Bu genç kısa zaman sonra tevbe eder ve İmam-ı Âzam rh.a.’in talebeleri arasına katılır.

‘Ben onlarla, onlar benimle mutlu’

Geçmişin nice güzel hatırasını tarihin sayfalarına terk ettiğimiz günümüzde, Abdurrahim Karakoç bugünün komşuluk ilişkilerini eleştiren bir şiirinde şöyle der:

“Ahbaplık komşuluk nerede erenler / Duruyorsa haber versin görenler. / Söyleyin söyleyin eski yârenler / Sohbeti harcadık daha ne kaldı?”

Şair haklı. Modern hayatta bırakın komşuluğu, selamlaşma bile hayli azaldı. Güven duygusu zarar gördü. Komşuluk giderek kayboluyor. Yine de birbirini ailesi gibi seven, birbirine gidip gelen, ikram ve ihsanda bulunan insanların yaşadığı mahallelerimiz hâlâ var. Çocukların komşulara rahatlıkla emanet edilebildiği, ahaliden biri bir süre görülmeyince mahallelinin hemen soruşturduğu yerler buralar. Henüz yitirmediğimiz ancak kan kaybeden mahalleyi ayakta tutmak hepimizin sorumluluğunda. 
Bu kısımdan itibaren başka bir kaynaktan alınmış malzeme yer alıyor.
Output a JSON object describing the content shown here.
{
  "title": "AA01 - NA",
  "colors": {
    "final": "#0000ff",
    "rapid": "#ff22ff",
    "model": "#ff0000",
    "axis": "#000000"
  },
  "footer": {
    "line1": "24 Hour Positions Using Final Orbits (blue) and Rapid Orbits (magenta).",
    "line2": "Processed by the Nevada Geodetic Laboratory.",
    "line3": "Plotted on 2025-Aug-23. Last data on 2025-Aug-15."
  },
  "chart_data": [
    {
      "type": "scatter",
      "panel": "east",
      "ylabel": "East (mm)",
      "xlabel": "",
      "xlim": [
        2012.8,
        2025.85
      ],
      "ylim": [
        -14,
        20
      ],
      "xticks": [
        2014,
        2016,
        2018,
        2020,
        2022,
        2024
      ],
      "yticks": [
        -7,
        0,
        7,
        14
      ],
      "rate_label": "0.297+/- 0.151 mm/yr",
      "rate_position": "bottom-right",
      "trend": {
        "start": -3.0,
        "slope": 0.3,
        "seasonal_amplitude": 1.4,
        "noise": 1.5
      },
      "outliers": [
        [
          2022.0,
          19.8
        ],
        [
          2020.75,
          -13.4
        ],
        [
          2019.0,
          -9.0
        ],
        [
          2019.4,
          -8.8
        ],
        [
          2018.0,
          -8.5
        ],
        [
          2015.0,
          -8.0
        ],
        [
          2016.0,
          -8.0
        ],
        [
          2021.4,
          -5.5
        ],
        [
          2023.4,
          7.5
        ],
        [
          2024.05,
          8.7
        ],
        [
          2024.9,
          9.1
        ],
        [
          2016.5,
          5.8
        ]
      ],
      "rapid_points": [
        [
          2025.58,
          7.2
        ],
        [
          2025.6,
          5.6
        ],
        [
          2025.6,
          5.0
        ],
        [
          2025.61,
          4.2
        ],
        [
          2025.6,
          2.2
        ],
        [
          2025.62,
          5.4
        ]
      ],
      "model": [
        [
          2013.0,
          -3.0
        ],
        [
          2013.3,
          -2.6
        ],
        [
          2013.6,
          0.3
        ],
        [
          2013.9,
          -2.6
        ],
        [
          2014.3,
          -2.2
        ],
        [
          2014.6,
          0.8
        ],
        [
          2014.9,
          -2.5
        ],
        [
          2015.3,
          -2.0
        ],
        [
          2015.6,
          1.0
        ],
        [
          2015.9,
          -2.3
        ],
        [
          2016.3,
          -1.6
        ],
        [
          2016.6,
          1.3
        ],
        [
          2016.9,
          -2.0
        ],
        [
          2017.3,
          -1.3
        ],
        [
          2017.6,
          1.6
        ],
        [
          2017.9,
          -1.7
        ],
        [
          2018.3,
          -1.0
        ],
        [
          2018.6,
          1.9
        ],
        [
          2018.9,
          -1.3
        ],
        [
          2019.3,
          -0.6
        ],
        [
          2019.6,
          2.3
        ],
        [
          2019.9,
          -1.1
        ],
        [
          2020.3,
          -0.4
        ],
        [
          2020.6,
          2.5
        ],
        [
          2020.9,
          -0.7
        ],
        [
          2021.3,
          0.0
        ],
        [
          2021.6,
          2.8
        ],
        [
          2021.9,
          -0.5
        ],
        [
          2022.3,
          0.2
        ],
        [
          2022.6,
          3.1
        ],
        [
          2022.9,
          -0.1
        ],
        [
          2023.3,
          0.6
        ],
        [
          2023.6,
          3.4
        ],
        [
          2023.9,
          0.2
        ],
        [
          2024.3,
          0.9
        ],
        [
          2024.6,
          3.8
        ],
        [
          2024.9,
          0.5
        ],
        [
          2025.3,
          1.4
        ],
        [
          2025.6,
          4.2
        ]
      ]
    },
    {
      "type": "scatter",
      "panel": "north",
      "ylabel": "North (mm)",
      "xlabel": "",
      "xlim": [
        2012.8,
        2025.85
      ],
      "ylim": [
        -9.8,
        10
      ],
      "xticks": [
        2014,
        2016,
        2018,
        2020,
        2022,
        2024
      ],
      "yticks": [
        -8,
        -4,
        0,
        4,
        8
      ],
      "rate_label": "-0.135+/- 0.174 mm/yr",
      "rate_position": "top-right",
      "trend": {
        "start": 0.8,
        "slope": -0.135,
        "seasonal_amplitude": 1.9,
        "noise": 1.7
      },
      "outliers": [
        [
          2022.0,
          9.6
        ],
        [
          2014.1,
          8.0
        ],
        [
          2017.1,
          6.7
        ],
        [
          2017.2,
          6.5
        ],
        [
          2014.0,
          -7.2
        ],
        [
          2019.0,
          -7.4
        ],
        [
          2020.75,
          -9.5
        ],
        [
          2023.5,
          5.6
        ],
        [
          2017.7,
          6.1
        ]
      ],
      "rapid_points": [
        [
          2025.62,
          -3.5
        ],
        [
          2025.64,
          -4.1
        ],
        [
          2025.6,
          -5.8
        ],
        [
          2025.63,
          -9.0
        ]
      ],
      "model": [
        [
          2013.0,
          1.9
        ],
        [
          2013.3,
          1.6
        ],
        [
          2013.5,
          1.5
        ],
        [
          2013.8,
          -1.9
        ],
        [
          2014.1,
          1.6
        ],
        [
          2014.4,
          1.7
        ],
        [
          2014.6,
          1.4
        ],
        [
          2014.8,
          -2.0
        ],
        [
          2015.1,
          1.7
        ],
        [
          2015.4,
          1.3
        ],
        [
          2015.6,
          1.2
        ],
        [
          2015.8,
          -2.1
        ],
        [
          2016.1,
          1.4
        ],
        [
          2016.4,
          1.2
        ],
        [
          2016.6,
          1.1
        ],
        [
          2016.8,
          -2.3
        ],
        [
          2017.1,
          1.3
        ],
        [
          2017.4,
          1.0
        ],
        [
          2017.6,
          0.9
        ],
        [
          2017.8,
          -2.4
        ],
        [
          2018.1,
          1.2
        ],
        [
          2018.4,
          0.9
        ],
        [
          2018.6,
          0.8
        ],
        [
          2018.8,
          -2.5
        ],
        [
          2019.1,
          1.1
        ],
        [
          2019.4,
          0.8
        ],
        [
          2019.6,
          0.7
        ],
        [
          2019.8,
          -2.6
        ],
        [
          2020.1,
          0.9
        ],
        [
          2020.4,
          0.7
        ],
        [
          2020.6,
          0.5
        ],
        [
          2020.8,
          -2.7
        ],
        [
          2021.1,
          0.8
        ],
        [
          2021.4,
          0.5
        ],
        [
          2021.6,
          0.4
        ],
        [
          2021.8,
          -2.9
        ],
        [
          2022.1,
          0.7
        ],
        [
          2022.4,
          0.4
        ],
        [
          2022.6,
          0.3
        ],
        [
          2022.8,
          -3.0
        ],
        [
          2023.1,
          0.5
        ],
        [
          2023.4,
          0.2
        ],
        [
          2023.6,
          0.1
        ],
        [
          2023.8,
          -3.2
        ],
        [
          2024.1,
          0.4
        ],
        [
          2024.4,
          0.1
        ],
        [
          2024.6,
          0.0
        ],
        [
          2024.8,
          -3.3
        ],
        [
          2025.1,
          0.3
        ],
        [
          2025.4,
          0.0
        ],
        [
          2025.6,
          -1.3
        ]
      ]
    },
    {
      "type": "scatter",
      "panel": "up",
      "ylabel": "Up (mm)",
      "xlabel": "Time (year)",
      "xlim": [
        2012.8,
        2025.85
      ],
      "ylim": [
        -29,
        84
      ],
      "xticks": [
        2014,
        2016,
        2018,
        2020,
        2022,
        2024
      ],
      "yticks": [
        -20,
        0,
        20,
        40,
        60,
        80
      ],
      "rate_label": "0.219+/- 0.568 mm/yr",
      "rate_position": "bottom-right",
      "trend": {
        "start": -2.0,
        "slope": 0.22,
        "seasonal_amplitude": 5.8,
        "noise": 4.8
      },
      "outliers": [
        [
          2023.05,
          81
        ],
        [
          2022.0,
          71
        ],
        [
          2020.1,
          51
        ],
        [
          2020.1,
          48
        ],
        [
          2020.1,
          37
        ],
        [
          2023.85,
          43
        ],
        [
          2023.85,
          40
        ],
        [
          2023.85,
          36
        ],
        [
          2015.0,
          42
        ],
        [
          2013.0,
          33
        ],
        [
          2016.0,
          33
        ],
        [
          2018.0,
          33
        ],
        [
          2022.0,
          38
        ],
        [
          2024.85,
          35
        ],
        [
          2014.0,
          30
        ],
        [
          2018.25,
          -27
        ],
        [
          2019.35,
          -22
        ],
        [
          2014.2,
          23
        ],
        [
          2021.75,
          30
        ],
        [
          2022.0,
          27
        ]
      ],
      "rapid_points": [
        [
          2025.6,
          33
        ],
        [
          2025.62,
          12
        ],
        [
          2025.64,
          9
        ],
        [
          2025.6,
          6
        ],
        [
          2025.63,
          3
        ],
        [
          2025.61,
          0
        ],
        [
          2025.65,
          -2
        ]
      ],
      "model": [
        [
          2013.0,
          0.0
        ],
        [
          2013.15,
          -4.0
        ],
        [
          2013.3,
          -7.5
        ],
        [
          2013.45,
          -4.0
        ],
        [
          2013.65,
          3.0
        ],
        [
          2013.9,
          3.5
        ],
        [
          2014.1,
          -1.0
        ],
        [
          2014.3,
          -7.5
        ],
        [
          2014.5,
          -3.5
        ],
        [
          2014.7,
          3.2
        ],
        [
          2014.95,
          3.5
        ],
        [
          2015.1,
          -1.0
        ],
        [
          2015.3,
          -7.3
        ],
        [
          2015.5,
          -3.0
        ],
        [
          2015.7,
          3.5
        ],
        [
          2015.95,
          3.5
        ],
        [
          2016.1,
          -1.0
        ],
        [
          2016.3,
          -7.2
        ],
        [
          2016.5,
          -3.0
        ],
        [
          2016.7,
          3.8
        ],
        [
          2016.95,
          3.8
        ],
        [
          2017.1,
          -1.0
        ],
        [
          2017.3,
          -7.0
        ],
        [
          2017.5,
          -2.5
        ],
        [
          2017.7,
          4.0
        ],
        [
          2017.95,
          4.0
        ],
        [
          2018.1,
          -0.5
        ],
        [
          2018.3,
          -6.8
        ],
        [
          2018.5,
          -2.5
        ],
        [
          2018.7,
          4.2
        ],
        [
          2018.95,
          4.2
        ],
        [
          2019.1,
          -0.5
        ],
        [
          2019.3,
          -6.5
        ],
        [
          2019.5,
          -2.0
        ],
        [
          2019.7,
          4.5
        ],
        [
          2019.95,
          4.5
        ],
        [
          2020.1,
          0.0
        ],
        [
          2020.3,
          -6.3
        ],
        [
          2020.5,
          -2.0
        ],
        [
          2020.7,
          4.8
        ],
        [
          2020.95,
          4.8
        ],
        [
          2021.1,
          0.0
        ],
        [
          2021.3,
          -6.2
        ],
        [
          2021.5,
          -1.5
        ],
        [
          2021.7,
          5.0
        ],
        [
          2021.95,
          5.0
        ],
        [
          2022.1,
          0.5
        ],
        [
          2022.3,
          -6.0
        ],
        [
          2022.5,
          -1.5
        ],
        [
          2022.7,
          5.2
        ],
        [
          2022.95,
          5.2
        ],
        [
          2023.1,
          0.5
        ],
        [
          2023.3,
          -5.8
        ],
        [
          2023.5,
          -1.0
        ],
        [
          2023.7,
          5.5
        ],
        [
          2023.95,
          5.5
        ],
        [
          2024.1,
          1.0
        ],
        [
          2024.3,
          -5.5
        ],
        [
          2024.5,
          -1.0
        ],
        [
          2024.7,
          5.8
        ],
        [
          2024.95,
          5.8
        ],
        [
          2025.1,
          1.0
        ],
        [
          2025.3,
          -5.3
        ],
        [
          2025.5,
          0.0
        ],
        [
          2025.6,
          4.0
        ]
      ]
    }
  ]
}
İmam Zeynelâbidîn rh.a’in komşuları, dostları ve haklarını gözetenler için yaptığı dua ile bitirelim:

“Allahım! Komşularım, dostlarım, haklarımızı gözetenler ve düşmanlarımızla mücadele edenlerin haklarını en iyi şekilde gözetmem için bana yardım et. Onları da senin yolunun icaplarını hakkıyla yerine getirmeye, edep ölçülerini gözetmeye muvaffak eyle. Onlar benimle mutlu olsunlar, ben de onlarla mutlu olayım. Âmin, ya Rabbe’l-Âlemin.”